Свертывая папиросу, Беккер пробормотал нечто невнятное и затем, как бы между прочим, спросил:

— Здесь, в Берлине, ты можешь жить легально?

— Мои документы в полном порядке.

— Хорошо! Очень хорошо! — затягиваясь папиросой, Беккер сел на продавленную кушетку. — Ну, а в Эльберфельде ты был ве очень скомпрометирован?

Вальтер удивленно взглянул на него.

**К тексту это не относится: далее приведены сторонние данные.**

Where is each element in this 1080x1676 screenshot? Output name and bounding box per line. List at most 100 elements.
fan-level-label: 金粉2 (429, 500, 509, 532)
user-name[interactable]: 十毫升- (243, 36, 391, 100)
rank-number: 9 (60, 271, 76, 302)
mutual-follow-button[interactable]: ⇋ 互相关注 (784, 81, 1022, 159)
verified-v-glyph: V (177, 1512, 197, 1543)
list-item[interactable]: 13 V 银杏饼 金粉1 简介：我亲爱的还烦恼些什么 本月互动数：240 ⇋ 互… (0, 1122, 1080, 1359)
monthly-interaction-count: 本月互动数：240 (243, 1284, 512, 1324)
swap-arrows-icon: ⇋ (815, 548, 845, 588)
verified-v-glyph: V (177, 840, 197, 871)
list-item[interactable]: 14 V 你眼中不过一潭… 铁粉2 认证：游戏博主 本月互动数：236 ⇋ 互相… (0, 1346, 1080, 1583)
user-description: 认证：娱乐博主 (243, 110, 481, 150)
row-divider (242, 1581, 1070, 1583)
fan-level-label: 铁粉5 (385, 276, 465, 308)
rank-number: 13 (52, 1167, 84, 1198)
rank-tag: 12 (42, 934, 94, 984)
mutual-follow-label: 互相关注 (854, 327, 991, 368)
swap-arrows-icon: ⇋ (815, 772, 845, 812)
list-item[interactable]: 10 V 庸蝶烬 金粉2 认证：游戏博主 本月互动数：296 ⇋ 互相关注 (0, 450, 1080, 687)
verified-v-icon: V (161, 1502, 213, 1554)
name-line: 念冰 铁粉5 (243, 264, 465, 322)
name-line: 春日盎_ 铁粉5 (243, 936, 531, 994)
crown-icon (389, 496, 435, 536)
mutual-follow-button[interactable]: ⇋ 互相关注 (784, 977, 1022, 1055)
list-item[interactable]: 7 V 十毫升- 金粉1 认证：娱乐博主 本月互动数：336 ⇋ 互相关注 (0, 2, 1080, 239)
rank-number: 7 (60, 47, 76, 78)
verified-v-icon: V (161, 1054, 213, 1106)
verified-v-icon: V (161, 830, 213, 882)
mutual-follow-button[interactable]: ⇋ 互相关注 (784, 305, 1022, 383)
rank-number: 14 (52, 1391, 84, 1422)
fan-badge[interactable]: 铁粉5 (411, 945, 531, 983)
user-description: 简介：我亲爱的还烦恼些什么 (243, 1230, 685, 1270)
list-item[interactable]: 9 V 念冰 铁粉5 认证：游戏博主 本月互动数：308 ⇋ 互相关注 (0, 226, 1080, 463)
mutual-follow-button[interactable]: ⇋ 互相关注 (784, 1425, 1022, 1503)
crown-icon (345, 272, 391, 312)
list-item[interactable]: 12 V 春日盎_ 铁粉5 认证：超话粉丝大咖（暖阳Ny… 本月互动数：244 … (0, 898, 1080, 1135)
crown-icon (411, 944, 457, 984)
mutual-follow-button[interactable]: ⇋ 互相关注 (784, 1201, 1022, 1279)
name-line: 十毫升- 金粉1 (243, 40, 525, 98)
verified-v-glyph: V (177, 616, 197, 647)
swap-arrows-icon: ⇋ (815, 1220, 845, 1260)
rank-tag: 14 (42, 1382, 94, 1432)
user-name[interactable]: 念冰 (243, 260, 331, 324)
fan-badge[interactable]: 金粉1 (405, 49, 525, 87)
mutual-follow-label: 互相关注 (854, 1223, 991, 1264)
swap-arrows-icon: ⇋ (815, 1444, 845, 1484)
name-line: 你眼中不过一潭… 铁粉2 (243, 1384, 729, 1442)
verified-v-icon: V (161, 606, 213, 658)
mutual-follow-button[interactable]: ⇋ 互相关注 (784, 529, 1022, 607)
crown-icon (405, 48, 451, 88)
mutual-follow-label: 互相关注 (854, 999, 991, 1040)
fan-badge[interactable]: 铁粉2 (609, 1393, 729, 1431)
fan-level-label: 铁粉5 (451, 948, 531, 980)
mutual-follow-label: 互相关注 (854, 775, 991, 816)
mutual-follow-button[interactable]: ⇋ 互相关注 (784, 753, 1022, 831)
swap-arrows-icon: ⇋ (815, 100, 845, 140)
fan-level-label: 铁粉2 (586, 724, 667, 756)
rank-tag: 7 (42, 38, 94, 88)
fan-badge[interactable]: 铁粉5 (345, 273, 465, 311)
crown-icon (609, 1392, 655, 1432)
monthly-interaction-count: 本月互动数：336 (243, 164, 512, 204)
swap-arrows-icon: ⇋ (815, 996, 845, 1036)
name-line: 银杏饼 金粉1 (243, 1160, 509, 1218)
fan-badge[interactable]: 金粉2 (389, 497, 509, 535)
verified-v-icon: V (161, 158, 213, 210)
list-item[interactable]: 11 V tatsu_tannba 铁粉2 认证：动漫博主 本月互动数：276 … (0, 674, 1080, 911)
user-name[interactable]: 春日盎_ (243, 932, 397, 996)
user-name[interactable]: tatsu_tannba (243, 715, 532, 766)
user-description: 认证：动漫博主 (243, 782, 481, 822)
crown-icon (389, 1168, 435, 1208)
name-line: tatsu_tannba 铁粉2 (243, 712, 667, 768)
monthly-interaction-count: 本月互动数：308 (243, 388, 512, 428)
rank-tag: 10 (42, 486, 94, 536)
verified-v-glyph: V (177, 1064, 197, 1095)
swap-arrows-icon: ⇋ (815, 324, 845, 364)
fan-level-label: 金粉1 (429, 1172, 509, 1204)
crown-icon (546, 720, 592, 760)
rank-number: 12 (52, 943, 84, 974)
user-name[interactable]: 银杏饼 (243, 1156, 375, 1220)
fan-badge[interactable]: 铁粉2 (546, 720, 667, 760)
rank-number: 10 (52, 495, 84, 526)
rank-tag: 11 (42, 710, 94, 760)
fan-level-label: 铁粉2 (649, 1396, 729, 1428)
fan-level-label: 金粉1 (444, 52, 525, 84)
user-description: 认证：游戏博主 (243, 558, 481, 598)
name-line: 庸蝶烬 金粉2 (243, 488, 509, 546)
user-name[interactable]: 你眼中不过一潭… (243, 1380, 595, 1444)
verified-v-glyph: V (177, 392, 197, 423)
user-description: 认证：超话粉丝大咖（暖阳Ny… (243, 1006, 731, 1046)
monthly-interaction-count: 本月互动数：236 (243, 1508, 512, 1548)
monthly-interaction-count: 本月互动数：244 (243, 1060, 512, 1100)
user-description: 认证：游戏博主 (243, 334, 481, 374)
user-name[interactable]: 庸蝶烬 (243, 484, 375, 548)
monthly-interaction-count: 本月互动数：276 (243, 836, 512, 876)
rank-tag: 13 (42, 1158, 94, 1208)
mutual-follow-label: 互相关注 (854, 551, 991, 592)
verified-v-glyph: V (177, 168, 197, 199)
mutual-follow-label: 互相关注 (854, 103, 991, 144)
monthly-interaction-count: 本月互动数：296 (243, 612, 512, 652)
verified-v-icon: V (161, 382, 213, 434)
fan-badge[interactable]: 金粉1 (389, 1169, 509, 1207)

Очевидно, Беккер был о нем очень хорошо осведомлен.

— Знают ли то имя, которое ты носишь сейчас?

— Нет, — произнес Вальтер после некоторого раздумья.

— Ты настолько изменился внешне, что при случайной встрече тебя никто не узнает?

— Едва ли.

— Хорошо, очень хорошо! — Беккер слегка улыбнулся. — Извини, но мне нужно узнать еще кое-что.

Вальтер пожал плечами. Его смущали глаза собеседника за толстыми увеличительными стеклами.

— Ты был замешан, в процессе шестисот?

— Да… или нет, собственно говоря, нет. Меня вовремя предупредили. Я успел скрыться. Вряд ли гестапо удалось узнать что-нибудь, кроме моего имени. Со мной лично имели дело только три хороших, крепких товарища. Я вел… гм… совершенно определенную работу.

— Я знаю, — сказал Беккер спокойно. Затем как бы невзначай бросил: — Бармен — Эльберфельд.

Теперь Вальтеру было ясно, что этот седой человек в очках, несмотря на всю свою живость, излучавший какую-то особенную силу и спокойствие, знал все.

— Все же среди тех трех был, должно быть, один, который не выдержал, — сказал Вальтер задумчиво, — или по крайней мере поступил легкомысленно.

— Эти трое были арестованы?

— И приговорены к десяти годам каждый, — ответил Вальтер.

— Гм… Подумай же еще раз: чувствуешь ли ты себя в Берлине так спокойно в уверенно, что можешь взяться за очень ответственное дело?

— Мне кажется, да.

— Это не ответ.

— Да, могу!

— Хорошо! Очень хорошо. Запомни: Денгофштрассе, 47, 2-й этаж, направо, контора Шлеймера, детское готовое платье.